Ms Deda said it differed from recent bank comments with the mention of the risk of lifting the cash rate too soon.
''On the other hand, there was a risk of an early tightening choking off confidence and demand prematurely,'' the minutes said, of lifting the cash rate too early.
The RBA board was possibly trying to dampen the enthusiasm of financial markets, which have priced in the first rate hike of 25 basis points by November, Ms Deda said.
Ms Deda expects the central bank to lift the cash rate in the first quarter of 2010, but she would not rule out it moving before the end of this year.
''That might add to the case that markets are pricing in a rate hike too soon and you might see a bit of paring back of how soon a rate hike may occur,'' Ms Deda said.
''It is pretty close to certain that they will not be cutting rates again and the next move is up.
''The question remains one of timing, which we still think it will be early next year.''
National Australia Bank (NAB) head of research Peter Jolly said the minutes all but confirmed the next move for interest rates was up.

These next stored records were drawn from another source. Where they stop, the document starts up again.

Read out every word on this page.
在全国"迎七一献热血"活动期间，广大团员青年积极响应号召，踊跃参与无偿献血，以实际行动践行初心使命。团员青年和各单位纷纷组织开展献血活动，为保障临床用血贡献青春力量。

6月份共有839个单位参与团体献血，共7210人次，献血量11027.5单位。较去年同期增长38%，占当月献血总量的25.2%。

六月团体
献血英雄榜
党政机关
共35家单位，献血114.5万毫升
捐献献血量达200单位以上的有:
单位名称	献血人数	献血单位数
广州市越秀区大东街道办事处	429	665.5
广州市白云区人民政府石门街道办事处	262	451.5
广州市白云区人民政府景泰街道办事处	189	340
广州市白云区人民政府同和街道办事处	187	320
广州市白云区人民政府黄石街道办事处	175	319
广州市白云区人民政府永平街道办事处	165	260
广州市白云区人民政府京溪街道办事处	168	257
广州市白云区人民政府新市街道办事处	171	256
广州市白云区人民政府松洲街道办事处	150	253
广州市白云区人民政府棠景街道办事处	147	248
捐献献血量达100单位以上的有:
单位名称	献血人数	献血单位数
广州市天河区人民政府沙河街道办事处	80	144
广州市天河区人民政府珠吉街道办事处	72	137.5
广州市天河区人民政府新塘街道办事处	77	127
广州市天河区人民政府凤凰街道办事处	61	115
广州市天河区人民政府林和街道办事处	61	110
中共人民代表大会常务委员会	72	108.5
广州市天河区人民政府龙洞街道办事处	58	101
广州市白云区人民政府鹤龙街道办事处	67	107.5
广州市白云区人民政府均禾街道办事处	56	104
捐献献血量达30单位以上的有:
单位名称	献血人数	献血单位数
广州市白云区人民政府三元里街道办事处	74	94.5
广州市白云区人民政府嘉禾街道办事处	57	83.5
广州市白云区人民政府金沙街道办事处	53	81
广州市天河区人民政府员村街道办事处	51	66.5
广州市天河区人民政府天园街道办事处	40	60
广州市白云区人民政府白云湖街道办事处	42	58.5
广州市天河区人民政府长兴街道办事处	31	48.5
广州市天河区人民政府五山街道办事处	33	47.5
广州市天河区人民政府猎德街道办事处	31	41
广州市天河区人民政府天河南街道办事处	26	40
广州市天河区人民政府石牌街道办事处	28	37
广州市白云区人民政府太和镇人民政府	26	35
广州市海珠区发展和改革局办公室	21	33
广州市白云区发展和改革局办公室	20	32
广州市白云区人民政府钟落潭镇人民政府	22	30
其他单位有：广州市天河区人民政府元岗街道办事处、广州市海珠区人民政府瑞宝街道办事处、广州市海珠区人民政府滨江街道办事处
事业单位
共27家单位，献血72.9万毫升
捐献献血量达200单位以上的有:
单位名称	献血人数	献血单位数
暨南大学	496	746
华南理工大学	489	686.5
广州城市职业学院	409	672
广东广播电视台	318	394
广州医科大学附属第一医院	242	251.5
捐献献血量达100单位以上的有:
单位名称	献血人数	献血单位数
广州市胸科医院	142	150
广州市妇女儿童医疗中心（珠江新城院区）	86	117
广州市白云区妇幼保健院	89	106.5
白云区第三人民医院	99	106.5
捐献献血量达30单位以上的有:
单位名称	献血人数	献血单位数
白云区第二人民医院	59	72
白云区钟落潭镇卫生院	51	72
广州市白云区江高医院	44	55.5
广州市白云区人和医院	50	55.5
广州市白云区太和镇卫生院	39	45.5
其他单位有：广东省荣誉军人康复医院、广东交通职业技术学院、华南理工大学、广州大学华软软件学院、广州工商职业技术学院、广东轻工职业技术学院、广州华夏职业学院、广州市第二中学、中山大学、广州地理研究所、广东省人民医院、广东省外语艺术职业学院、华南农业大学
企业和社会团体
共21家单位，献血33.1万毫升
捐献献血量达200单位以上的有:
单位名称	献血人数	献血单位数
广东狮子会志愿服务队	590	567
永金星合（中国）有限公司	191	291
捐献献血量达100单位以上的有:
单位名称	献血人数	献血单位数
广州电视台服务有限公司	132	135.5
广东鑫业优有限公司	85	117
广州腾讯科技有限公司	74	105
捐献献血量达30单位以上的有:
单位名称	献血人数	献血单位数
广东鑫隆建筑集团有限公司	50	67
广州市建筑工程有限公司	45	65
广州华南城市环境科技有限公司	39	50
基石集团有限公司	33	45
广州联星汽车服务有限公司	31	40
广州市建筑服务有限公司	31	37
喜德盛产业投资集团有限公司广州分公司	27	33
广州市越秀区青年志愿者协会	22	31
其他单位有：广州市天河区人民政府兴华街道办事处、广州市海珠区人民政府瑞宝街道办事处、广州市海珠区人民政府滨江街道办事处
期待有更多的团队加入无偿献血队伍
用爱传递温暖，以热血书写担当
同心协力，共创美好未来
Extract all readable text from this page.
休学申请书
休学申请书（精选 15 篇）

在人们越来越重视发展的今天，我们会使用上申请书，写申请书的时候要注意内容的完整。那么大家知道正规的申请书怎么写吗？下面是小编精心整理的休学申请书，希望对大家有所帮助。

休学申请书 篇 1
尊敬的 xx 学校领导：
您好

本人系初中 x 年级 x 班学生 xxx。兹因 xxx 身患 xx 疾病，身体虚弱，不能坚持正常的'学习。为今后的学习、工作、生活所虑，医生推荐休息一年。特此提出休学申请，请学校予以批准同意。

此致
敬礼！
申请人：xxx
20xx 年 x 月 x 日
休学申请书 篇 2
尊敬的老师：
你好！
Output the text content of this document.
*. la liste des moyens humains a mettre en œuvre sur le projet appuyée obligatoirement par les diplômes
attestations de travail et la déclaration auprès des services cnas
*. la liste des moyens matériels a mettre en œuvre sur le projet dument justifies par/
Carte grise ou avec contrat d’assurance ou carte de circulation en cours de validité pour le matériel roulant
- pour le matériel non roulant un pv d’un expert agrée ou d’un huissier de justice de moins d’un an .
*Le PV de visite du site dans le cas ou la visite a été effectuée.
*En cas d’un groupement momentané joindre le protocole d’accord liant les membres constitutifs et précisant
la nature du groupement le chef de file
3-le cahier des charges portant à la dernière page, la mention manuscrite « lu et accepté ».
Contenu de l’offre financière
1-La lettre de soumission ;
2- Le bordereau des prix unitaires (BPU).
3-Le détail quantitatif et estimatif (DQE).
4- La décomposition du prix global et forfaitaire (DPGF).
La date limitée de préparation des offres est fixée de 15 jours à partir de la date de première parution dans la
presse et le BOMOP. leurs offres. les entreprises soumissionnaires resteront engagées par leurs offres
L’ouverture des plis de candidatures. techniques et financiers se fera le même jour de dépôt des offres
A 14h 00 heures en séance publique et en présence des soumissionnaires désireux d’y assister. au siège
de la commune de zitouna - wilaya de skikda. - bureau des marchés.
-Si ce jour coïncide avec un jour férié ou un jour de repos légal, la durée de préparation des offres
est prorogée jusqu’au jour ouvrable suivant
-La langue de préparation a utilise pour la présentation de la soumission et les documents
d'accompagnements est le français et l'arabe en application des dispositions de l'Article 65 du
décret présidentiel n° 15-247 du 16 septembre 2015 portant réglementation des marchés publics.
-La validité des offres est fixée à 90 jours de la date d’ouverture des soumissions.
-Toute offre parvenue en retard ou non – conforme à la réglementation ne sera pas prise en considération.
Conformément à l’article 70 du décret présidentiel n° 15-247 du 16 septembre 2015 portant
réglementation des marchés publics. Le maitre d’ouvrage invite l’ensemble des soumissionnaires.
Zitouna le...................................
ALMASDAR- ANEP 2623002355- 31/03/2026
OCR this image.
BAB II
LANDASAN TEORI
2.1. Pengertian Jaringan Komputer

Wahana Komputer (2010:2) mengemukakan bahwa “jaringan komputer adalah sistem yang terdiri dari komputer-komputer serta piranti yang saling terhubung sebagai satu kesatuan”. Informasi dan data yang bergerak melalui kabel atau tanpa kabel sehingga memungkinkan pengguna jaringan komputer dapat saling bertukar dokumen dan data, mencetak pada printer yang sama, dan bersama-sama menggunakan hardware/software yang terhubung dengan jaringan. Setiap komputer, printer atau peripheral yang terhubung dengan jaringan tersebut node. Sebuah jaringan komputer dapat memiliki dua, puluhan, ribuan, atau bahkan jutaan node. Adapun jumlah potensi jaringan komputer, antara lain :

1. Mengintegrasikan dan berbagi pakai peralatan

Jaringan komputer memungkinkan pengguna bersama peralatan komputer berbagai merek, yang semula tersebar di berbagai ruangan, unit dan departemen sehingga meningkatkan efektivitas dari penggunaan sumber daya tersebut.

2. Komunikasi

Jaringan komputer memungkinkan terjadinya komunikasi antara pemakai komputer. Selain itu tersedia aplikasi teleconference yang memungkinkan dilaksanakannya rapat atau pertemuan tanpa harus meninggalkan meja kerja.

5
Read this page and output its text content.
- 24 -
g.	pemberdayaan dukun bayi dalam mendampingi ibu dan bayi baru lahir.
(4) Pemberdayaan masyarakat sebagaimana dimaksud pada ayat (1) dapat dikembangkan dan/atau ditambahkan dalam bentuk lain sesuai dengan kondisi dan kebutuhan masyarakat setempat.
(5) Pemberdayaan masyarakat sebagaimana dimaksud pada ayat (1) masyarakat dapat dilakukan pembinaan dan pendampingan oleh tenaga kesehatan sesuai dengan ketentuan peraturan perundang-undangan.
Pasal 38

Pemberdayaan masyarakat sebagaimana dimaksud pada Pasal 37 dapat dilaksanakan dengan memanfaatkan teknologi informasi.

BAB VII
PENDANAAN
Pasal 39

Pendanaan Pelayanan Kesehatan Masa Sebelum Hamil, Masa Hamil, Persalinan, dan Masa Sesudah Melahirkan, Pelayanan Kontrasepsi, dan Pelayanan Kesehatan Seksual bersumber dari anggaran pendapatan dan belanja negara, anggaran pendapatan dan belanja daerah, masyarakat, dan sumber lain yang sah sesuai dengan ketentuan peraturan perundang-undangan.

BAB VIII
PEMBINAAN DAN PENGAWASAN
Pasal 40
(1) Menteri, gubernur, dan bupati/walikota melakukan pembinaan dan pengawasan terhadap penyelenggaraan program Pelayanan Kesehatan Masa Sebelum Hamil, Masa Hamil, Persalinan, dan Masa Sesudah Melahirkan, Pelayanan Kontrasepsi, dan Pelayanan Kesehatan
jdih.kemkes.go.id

''If you needed any more confirmation, and I can't believe anyone does, this makes it more clear that their policy deliberations are when to remove the ease and start lifting interest rates,'' he said.
But he said a hike in rates before November was unlikely.
The debt futures market has priced in a 150 basis point's worth of rate rises between November and July 2010.
''Every time the central bank has spoken lately the market has interpreted them hawkishly,'' he said.
''You expect you'd need a few months of data to come to a conclusion.
''But you would not rule out November, December hikes.''
The release of the minutes on Tuesday was the latest in a series of communications from the central bank during August.
On August 7, the bank released it's statement on monetary policy, which outlined a positive outlook for the national economy.
Meanwhile, RBA Governor Glenn Stevens told a parliamentary committee on August 14 that the cash rate would need to return towards more ''normal'' levels from its current 49-year low of three per cent, after recent indicators highlighted the resilience of the domestic economy.